His illustrations for the Ogden Nash collection The Old Dog Barks Backwards (1972) can be seen in four posts gathered here. As a result of these posts, Mr. Binks got in touch with me and sent along more of his works, which I will be presenting over the next few weeks. I’ll note that everything Mr. Binks produced for himself is © Bob Binks. Works that he produced for the Canadian Broadcasting Corp. are © CBC/Bob Binks.
Mr. Binks wrote me the following:
I retired 20 years ago after a 35 year career as a graphic designer at the Canadian Broadcasting Corporation. During those years I also free-lanced for 2 Toronto newspapers doing editorial art and had an agent in New York where I illustrated several books including The Old Dog Barks Backwards.
A personal endeavor I have enjoyed all my life and continue to do, is making Xmas and birthday cards for my friends and relatives.
Since retirement I continue to be productive in art — fine art painting, small ironic wood constructions and clay creations.
We’ll be seeing samples of all the above during the next few weeks.
Born in 1926, Mr. Binks studied commercial art at a Toronto technical school, then fine art at the Ontario College of Art. In 1947 he became a display designer at Eaton’s, a department store giant that was a Canadian institution.

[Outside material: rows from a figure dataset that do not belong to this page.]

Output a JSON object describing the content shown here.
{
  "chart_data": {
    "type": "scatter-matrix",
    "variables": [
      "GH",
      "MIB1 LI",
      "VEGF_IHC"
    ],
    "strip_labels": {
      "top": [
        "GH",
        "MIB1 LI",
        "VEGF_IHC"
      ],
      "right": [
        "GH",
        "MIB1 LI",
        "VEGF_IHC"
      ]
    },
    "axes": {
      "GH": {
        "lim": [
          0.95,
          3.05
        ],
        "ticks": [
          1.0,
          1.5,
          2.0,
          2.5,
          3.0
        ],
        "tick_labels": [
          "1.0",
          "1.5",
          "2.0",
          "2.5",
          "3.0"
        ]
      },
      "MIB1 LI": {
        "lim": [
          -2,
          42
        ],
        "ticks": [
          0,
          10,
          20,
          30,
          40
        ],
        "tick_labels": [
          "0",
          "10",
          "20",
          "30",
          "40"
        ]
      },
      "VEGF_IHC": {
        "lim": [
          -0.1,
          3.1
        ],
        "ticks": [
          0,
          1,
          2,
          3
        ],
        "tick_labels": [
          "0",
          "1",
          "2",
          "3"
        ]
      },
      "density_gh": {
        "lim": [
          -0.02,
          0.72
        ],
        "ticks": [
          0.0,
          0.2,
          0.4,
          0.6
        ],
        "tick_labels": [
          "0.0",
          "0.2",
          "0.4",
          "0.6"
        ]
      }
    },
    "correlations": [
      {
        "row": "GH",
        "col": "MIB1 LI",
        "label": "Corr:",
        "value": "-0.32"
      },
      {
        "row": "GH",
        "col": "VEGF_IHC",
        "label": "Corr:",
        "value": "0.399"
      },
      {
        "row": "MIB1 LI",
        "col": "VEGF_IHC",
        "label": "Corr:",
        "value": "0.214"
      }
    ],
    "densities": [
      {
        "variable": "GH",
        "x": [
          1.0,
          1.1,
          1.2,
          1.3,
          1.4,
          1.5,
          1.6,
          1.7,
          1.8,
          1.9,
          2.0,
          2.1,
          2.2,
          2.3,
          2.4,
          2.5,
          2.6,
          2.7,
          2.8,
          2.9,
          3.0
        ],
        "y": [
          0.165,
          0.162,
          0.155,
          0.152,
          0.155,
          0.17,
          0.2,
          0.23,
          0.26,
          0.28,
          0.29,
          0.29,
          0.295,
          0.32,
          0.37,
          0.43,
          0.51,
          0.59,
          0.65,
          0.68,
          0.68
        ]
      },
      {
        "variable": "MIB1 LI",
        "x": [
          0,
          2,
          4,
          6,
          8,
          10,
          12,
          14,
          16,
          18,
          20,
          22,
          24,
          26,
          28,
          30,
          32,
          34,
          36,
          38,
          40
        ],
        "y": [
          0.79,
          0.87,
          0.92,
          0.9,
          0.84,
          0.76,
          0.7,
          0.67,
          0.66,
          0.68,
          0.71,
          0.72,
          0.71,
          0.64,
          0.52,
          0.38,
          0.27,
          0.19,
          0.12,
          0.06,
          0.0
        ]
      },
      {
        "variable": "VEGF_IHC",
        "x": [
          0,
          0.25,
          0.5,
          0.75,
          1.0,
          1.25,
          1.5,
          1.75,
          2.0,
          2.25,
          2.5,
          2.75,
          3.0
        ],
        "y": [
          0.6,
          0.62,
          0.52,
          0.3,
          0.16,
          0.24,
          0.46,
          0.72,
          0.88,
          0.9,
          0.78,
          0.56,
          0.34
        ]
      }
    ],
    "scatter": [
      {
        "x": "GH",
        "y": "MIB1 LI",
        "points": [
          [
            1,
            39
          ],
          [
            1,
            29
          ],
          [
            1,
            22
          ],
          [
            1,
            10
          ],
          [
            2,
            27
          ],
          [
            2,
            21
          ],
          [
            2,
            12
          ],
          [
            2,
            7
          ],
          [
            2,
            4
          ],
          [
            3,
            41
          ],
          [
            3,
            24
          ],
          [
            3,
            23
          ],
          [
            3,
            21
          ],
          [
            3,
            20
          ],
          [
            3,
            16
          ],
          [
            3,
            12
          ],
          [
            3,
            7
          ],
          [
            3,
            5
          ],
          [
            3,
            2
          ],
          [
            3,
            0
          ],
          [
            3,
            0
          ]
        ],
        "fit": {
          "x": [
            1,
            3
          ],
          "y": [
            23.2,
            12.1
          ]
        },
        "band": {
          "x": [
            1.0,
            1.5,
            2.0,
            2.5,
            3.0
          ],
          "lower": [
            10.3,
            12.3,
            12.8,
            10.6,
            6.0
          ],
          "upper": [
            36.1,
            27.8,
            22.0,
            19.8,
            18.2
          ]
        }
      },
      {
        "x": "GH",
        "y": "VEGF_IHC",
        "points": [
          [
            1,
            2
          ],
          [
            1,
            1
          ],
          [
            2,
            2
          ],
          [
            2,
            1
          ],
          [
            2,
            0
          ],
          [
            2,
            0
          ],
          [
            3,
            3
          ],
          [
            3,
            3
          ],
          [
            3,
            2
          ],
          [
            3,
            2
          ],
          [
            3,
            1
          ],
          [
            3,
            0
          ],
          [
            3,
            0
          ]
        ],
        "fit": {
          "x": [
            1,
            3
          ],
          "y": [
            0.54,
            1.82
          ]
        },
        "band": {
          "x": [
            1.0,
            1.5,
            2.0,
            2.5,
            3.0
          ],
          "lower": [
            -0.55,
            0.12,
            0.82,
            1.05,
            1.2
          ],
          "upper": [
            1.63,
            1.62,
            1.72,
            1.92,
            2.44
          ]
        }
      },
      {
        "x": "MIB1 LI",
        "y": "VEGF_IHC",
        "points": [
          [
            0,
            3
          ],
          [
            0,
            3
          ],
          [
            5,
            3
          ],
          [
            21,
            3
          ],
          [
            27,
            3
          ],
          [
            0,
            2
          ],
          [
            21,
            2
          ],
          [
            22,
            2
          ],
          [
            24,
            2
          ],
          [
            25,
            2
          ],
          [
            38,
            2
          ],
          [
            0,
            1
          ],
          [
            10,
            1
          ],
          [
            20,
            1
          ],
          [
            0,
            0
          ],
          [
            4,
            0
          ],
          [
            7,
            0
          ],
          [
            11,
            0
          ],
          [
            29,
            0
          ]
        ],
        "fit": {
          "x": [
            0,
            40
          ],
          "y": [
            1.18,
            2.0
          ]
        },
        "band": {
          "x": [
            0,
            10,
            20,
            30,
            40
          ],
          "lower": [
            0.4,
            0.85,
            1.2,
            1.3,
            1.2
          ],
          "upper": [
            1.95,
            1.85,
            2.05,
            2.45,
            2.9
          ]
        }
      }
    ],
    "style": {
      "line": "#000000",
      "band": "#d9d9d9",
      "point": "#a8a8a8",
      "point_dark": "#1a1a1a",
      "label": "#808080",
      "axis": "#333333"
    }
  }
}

Ten years later, at age 30 or 31, he joined the Canadian Broadcasting Corp, where he spent the rest of his professional life.
His work combines simplicity with unexpected detail and craft. These student caricatures from his days at Central Technical School provide an example:
As you see, they’re from the same set as the self-caricature that opened the post.
Now a far less characteristic work, but an interesting one. Mr. Binks produced this beach scene at age 14, during his second-year illustration course at Central Tech. He was trying to be like the painter Paul Cadmus (1904-1999) and made a good job of it:
Most of Mr. Binks’s work is, to put it mildly, not much like that of Paul Cadmus, who was a bitter moralist and who specialized in elaborate, pyrotechnically designed canvases that are heavy with detail. The best Binks-Cadmus parallel I can come up with is that the two reverse each other. Mr. Binks produces clear, appealing works that show more detail than expected. Cadmus produced improbably dense works that communicate themselves with surprising clarity and speed.
At age 22, Mr. Binks painted columns in the women’s wear department at Eaton’s. A display from his time at the department store provides an example of his clear but subtly detailed work:
From the 1970s, we have some CBC work that shows a Binks trademark: the combination of simply outlined figures with involved but bold composition. From left foreground to right foreground, the artist turns a series of squiggles — dress pattern to hand-mike cord to snake to giant-mike cord — into a sort of meta-squiggle. It coils toward us where the reporter is standing with his hand-mike, then coils away, passing from snake to giant-mike cord:
Below is an item done freelance for the recipe page of the Globe and Mail. Mr. Binks tends to amplify the effect of the texture in a given work by creating high, narrow rectangles jammed with detail. In this case the cart’s vegetable bins do the job:
Below we see the same trait, only more so. This picture makes texture its centerpiece; usually texture is more of an accent, from what I’ve seen.
Here we have a page from a mod dictionary that Mr. Binks illustrated. The pictures remind me of his work in the Odgen Nash collection. His strengths come together very nicely here. The illustrations have the simplicity cartoons need, but with a good deal of weight to the drawing:
Another favorite, this one from the cover of a Toronto paper’s weekend magazine supplement. I like the nimble but unobtrusive way Mr. Binks handles the three interlocking compositions of cityscape, the first group of authors, and the second group of authors:
Again, the drawing still works as a cartoon. The composition is involved but clear, and it doesn’t produce a brushback effect, as when the reader’s jaw is supposed to drop a little and she/he to stand abashed at the sight of improbable ability. I find the drawing cuddly in a way, comforting. For example, take the tourist boat chugging along in the foreground.
To close, a Christmas card Mr. Binks designed for his own use. The paisley Santa and his colors grab me:
The card has pulled off a neat trick, which is to survive the pop art ’60s without having become dated. I love the way the raspberry, gold and tan patterns look trapped against the white.
Unfortunately I don’t know how to analyze the card’s use of color and patterns, beyond saying that Mr. Binks sometimes uses contrasting patterns to kick up a drawing’s effect, and that here he adds high-contrast colors and a white background. The result is a caricature that jumps out at you, a trippy Santa Claus whose trippiness doesn’t rely on the usual signifiers of psychedelia (beyond paisley, anyway).